Frodo stared at him in shock for a moment, his eyes huge, and then he started to smile, a smile that was somehow both wonderfully sweet and unbearably cruel. Sam could see the edge of every little fang in his mouth, and didn't care- if Frodo wanted to keep those teeth, he would let him, and if he didn't he would remove them for him. That's how things would be, from now on.
"Oh, Sam," Frodo breathed, and the wind had picked up inside the mountain, the lake of fire sending its waves high around them, so everything lit up in brilliant clouds- just like Gandalf's old fireworks, Sam supposed, and he decided there would be plenty of fireworks, from then on.

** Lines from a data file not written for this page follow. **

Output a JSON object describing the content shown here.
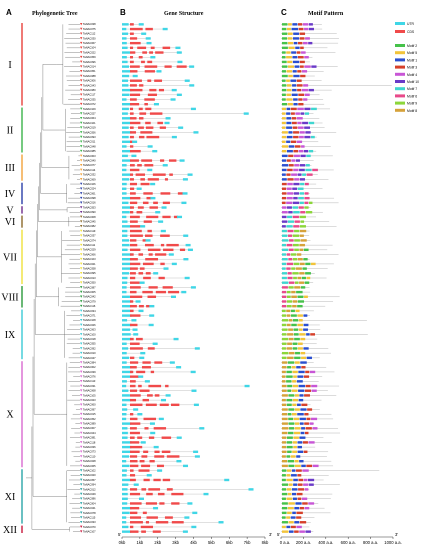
{
  "panels": {
    "a": {
      "letter": "A",
      "title": "Phylogenetic Tree"
    },
    "b": {
      "letter": "B",
      "title": "Gene Structure"
    },
    "c": {
      "letter": "C",
      "title": "Motif Pattern"
    }
  },
  "gene_prefix": "TaNAC",
  "clades": [
    {
      "label": "I",
      "color": "#e8413c",
      "count": 18
    },
    {
      "label": "II",
      "color": "#3cb34a",
      "count": 10
    },
    {
      "label": "III",
      "color": "#f2a23a",
      "count": 6
    },
    {
      "label": "IV",
      "color": "#2a3fa8",
      "count": 5
    },
    {
      "label": "V",
      "color": "#6e2c8c",
      "count": 2
    },
    {
      "label": "VI",
      "color": "#8c6a2a",
      "count": 3
    },
    {
      "label": "VII",
      "color": "#f0e03c",
      "count": 12
    },
    {
      "label": "VIII",
      "color": "#2a9a3c",
      "count": 5
    },
    {
      "label": "IX",
      "color": "#3ccbd6",
      "count": 11
    },
    {
      "label": "X",
      "color": "#d96ad0",
      "count": 23
    },
    {
      "label": "XI",
      "color": "#2aa6a8",
      "count": 12
    },
    {
      "label": "XII",
      "color": "#c8183c",
      "count": 2
    }
  ],
  "gene_structure": {
    "legend": [
      {
        "name": "UTR",
        "color": "#3fd6e6"
      },
      {
        "name": "CDS",
        "color": "#f04a4a"
      }
    ],
    "axis_ticks": [
      "0kb",
      "1kb",
      "2kb",
      "3kb",
      "4kb",
      "5kb",
      "6kb",
      "7kb",
      "8kb"
    ],
    "five_prime": "5'",
    "three_prime": "3'"
  },
  "motifs": {
    "legend": [
      {
        "name": "Motif 2",
        "color": "#46c24a"
      },
      {
        "name": "Motif 5",
        "color": "#f2c43a"
      },
      {
        "name": "Motif 1",
        "color": "#2a4fd0"
      },
      {
        "name": "Motif 3",
        "color": "#d6402a"
      },
      {
        "name": "Motif 4",
        "color": "#c856d6"
      },
      {
        "name": "Motif 10",
        "color": "#6a3ac8"
      },
      {
        "name": "Motif 7",
        "color": "#3fd6d0"
      },
      {
        "name": "Motif 6",
        "color": "#e84a8a"
      },
      {
        "name": "Motif 9",
        "color": "#8cd63a"
      },
      {
        "name": "Motif 8",
        "color": "#d6a23a"
      }
    ],
    "axis_ticks": [
      "0 a.a.",
      "200 a.a.",
      "400 a.a.",
      "600 a.a.",
      "800 a.a.",
      "1000 a.a."
    ],
    "five_prime": "5'",
    "three_prime": "3'"
  }
}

"Yes," Frodo said, and he kissed him, throwing his slender arms about Sam's neck. Sam kissed him back, happier than ever for the chill of his touch, feeling all of his fears melt away. As they did, he realized something, something that turned his memories of the quest to crystal. Understanding. Frodo might have lied here and there, but he hadn't lied about his feelings. He might have tried to hurt Sam, but he hadn't let him fail, even though he could have time and time again- could have let Gollum kill him, or the Men find him, or the seamstress eat him...
"This was what you really wanted, wasn't it?" Sam said when the kiss broke. "You wanted me to do this...for it to turn out this way."
Frodo nodded, he looked so desperate it was cute, and Sam laughed.
"I'm glad," he said. "I love you, Frodo."
He kissed Frodo again, as joyfully as he had ever done anything...
...and slipped the Ring onto his finger without even needing to look.
Neither the hobbit nor the once-hobbit heard or felt any of this, but in that instant the entire world shook. The mountain and all the black, infertile earth around it split, and everything for miles was toppled in a second, turned to dust that spun in the wind. The sky turned to a fire brighter than the sun, banishing for an instant all shadows, and the air was stolen from every pair of lungs. Even the distant ocean trembled, down to the darkest parts of its depths, where there were no thinking creatures. Everything changed then, for the rules of power had been completely broken, all sense shattered and left in the dirt.
This moment was the end of the world.